Ne croyez pas, M. le Président, que le Vieux Monde se serait délivré des directives du Dieu évangélisateur et immolateur commun à Bossuet, à Fénelon, à saint Thomas et à toute l'Eglise : l'Europe d'aujourd'hui demeure d'autant plus pieuse et sans doute davantage qu'autrefois, parce que, de son côté, le sacrificateur nouveau et insidieux qui arme le glaive de la sainteté démocratique en Afghanistan ou en Irak n'est pas dupe de son ciel. Je ne sais quels catéchètes de village vous ont initié à la vulgate d'un christianisme pour enfants de chœur . Mais il y a plus d'un siècle que cette religion se trouve autopsiée par les anthropologues, les psychanalystes et les penseurs politiques du monde entier et tous se trouvent armés des instruments de la pensée rationnelle que le monde moderne a conquis depuis quinze décennies ; et tous vous diront que la fécondité philosophique de la guerre de la raison inaugurée par l'audace, inouïe pour l'époque, des encyclopédistes français reposera sur les analyses entièrement nouvelles que le XXIè siècle entreprendra afin de remonter aux sources psychogénétiques du besoin du simianthrope de se pelotonner autour de vocables fascinatoires et porteurs du sceptre de Thanatos.

14 - La foi des chimpanzés

Savez-vous, M. le Président, quelle est l'origine de la pulsion psychobiologique qui déclenche l'esprit religieux chez les chimpanzés?

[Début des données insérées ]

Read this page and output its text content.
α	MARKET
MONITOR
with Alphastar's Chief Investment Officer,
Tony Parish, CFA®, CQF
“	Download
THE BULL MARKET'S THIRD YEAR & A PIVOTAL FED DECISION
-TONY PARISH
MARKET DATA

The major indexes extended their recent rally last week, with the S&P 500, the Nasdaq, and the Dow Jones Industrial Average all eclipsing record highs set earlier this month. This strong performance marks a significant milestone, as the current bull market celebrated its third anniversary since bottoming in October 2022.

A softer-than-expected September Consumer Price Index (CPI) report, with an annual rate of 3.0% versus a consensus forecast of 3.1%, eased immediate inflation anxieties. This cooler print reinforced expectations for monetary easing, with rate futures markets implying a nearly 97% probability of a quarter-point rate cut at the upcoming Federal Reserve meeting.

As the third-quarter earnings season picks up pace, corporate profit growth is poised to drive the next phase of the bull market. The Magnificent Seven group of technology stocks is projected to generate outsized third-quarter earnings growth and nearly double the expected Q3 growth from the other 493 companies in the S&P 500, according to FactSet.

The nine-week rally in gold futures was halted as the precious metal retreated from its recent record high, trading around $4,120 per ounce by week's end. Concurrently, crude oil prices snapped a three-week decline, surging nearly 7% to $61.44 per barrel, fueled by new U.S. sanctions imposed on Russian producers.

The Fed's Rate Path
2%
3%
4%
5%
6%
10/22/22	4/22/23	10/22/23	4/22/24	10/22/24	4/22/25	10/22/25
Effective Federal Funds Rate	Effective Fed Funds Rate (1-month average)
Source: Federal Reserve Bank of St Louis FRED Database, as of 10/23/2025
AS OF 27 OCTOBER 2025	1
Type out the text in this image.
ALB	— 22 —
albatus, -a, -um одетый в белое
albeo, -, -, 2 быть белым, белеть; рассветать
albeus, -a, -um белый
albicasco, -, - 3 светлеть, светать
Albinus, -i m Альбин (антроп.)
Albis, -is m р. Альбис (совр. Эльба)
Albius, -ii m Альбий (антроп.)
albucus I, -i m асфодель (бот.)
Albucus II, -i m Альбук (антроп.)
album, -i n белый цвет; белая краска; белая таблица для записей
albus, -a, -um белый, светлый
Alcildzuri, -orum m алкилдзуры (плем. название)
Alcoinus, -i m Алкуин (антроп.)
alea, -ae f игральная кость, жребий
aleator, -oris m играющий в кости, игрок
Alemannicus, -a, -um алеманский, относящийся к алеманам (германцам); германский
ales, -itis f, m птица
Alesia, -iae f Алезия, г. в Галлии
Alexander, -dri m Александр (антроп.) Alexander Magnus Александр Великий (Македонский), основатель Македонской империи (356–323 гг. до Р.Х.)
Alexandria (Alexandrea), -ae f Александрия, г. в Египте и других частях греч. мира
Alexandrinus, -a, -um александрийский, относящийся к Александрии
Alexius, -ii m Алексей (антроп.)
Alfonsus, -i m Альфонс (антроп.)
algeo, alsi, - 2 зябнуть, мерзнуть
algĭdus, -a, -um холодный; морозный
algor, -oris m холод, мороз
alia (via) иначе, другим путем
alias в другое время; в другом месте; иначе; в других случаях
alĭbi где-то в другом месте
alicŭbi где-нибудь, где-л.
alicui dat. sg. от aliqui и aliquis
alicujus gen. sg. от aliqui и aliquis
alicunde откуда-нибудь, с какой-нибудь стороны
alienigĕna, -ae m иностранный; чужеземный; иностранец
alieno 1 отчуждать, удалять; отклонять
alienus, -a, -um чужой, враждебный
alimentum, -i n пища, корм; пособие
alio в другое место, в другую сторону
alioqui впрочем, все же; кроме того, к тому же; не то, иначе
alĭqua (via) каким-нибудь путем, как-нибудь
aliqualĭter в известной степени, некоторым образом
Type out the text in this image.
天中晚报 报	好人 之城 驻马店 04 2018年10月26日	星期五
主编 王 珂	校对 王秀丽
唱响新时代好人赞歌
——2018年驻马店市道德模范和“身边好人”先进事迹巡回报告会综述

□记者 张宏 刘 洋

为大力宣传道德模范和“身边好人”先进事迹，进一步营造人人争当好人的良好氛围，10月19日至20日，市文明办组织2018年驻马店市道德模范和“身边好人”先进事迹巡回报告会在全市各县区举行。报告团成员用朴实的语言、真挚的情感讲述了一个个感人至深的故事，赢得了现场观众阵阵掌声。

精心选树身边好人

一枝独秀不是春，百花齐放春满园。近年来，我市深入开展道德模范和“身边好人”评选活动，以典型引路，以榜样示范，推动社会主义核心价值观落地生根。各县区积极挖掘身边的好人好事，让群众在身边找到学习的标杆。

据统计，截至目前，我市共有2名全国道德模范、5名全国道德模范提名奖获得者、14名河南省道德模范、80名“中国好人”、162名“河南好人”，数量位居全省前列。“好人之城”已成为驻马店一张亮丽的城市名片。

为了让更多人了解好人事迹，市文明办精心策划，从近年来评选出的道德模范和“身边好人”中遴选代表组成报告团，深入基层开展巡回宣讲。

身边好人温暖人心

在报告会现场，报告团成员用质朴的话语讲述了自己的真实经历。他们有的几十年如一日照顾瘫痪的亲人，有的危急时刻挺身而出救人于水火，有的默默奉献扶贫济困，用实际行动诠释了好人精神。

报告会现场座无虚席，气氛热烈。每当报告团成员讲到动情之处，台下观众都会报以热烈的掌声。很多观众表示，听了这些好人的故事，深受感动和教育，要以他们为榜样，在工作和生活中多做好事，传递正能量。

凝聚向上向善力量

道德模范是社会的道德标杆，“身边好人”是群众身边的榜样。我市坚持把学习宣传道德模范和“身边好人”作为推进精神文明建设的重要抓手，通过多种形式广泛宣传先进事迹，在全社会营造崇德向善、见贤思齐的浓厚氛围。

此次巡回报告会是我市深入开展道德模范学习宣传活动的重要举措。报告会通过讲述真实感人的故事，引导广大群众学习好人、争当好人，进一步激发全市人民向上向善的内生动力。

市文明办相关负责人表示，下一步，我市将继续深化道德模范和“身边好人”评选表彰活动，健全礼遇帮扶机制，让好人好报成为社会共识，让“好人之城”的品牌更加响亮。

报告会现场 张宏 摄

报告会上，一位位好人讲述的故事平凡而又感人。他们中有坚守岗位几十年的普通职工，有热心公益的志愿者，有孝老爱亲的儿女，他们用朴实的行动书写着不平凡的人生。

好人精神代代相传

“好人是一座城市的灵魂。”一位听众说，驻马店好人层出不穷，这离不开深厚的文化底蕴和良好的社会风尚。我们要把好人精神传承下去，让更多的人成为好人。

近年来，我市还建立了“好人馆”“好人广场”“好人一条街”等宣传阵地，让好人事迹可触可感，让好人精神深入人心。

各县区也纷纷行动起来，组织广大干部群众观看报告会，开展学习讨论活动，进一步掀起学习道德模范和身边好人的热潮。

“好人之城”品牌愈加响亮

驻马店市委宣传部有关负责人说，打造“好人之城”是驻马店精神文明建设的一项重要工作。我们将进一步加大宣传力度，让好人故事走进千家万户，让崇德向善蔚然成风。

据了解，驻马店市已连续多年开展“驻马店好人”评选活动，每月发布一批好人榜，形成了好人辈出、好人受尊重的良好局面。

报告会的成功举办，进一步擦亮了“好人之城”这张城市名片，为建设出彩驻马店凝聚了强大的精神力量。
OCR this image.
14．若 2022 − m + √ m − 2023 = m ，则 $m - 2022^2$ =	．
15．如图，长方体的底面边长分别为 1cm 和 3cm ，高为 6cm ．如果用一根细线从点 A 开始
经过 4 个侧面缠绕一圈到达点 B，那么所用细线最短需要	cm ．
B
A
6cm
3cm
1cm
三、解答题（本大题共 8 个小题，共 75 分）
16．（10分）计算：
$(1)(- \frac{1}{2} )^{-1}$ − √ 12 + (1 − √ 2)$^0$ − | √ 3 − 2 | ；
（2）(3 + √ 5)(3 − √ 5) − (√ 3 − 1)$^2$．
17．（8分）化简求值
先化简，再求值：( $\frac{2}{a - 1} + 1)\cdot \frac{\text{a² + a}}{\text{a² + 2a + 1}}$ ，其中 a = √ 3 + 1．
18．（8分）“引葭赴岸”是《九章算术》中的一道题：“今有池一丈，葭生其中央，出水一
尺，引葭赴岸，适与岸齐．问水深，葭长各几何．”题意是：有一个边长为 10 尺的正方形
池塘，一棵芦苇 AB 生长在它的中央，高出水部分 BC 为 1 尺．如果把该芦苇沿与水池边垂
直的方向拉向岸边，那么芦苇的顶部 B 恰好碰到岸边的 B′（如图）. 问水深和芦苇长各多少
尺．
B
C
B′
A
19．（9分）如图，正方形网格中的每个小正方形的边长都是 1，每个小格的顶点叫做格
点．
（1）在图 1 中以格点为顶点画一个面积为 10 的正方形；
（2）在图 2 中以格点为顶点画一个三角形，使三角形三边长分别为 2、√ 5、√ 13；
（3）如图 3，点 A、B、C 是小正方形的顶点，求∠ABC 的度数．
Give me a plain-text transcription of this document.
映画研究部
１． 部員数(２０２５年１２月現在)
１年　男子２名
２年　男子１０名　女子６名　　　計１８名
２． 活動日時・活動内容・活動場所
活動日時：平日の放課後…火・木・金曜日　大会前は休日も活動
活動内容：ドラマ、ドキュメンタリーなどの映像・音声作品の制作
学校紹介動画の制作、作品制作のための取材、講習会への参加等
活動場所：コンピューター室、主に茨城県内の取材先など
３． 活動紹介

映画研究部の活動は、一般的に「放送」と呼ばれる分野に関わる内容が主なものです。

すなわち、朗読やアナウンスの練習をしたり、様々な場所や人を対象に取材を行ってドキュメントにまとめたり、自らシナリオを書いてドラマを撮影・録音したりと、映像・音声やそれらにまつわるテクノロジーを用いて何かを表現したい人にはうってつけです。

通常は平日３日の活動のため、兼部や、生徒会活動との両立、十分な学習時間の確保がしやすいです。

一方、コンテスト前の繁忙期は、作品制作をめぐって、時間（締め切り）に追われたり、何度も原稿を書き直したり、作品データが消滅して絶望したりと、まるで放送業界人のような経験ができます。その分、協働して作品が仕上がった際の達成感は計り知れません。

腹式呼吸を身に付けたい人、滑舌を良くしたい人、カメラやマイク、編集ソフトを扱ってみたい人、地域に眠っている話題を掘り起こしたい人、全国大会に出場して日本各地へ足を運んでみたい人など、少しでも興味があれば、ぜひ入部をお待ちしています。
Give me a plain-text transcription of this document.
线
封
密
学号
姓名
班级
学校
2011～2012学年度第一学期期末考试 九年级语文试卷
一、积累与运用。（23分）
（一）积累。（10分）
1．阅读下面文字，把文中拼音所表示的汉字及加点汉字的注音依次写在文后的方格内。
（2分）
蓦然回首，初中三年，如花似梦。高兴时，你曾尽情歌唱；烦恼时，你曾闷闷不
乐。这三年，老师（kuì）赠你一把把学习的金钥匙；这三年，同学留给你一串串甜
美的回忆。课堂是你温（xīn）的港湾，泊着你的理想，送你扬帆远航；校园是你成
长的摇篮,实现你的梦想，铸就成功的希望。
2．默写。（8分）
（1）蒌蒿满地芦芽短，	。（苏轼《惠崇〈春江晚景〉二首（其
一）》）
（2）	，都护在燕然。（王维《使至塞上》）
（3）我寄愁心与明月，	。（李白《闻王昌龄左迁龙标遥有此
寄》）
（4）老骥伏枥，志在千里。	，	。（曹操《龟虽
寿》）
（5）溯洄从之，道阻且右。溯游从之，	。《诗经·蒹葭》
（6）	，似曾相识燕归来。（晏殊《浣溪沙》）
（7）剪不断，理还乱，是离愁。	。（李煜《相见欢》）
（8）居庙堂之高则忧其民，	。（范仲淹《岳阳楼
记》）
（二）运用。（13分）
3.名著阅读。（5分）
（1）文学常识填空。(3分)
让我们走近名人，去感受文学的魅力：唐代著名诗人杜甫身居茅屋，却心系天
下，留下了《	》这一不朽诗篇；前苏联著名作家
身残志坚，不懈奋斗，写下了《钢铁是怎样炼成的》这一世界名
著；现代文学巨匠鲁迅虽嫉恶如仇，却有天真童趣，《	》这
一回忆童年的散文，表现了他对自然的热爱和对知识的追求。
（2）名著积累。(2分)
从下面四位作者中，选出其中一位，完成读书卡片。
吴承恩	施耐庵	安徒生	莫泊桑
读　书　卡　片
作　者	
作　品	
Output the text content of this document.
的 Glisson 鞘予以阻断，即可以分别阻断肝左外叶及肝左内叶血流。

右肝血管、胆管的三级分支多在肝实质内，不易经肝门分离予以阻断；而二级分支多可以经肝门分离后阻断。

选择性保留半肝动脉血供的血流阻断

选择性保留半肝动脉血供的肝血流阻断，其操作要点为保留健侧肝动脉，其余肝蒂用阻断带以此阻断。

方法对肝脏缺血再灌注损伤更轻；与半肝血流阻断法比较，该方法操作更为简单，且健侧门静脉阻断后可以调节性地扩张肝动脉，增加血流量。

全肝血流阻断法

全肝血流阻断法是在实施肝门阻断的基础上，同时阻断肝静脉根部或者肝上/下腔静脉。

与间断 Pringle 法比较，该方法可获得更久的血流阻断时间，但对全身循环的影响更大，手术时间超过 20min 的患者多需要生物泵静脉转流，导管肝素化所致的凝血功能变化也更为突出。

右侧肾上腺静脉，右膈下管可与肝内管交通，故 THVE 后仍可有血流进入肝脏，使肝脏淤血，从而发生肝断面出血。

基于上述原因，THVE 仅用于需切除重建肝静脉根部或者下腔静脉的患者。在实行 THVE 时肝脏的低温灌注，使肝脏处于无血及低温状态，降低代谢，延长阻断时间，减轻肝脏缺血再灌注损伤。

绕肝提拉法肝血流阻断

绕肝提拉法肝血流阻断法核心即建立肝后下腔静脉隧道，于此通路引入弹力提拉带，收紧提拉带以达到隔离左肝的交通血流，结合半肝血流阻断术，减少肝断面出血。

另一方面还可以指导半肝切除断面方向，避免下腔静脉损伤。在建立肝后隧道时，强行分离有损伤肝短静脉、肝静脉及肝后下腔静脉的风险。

Savez-vous que le candidat au pouvoir suprême sur la horde conquiert sa couronne à donner de la voix au maximum de sa capacité thoracique ? Peut-être vous demandez-vous pourquoi tout le monde s'écarte sur son passage : c'est que le cri est devenu le signe de la puissance politique bien avant la découverte du langage. Jane van Lawick-Goodall raconte comment Mike, un mâle de petite taille, avait volé deux bidons d'essence vides dans son campement et avait eu l'idée de génie de les entrechoquer avec tant de force qu'il avait produit un tintamarre terrifiant. Si, à la veille de la commémoration du cent cinquantième anniversaire de la parution de L'origine des espèces de Darwin, votre vocation d'anthropologue de la politique vous portait à encourager l'interprétation scientifique d'un évolutionnisme redevenu heuristique, vous cesseriez de chercher les prémices du futur simianthrope chez les derniers chimpanzés - l'espèce est en voie de disparition - mais, au contraire, des vestiges criants de cet animal chez le simianthrope semi accompli d'aujourd'hui.

- Réflexions sur le génie de la France, 15 septembre 2008

Alors seulement vous aideriez le XXIe siècle à féconder la vraie postérité du siècle des Lumières, celle qui relèvera combien l'"art de la communication" de masse des modernes ressortit à la capacité de quelques spécimens de faire le plus grand tapage possible : l'élu sera l'Assourdissant qui aura occupé le plus efficacement le champ médiatique.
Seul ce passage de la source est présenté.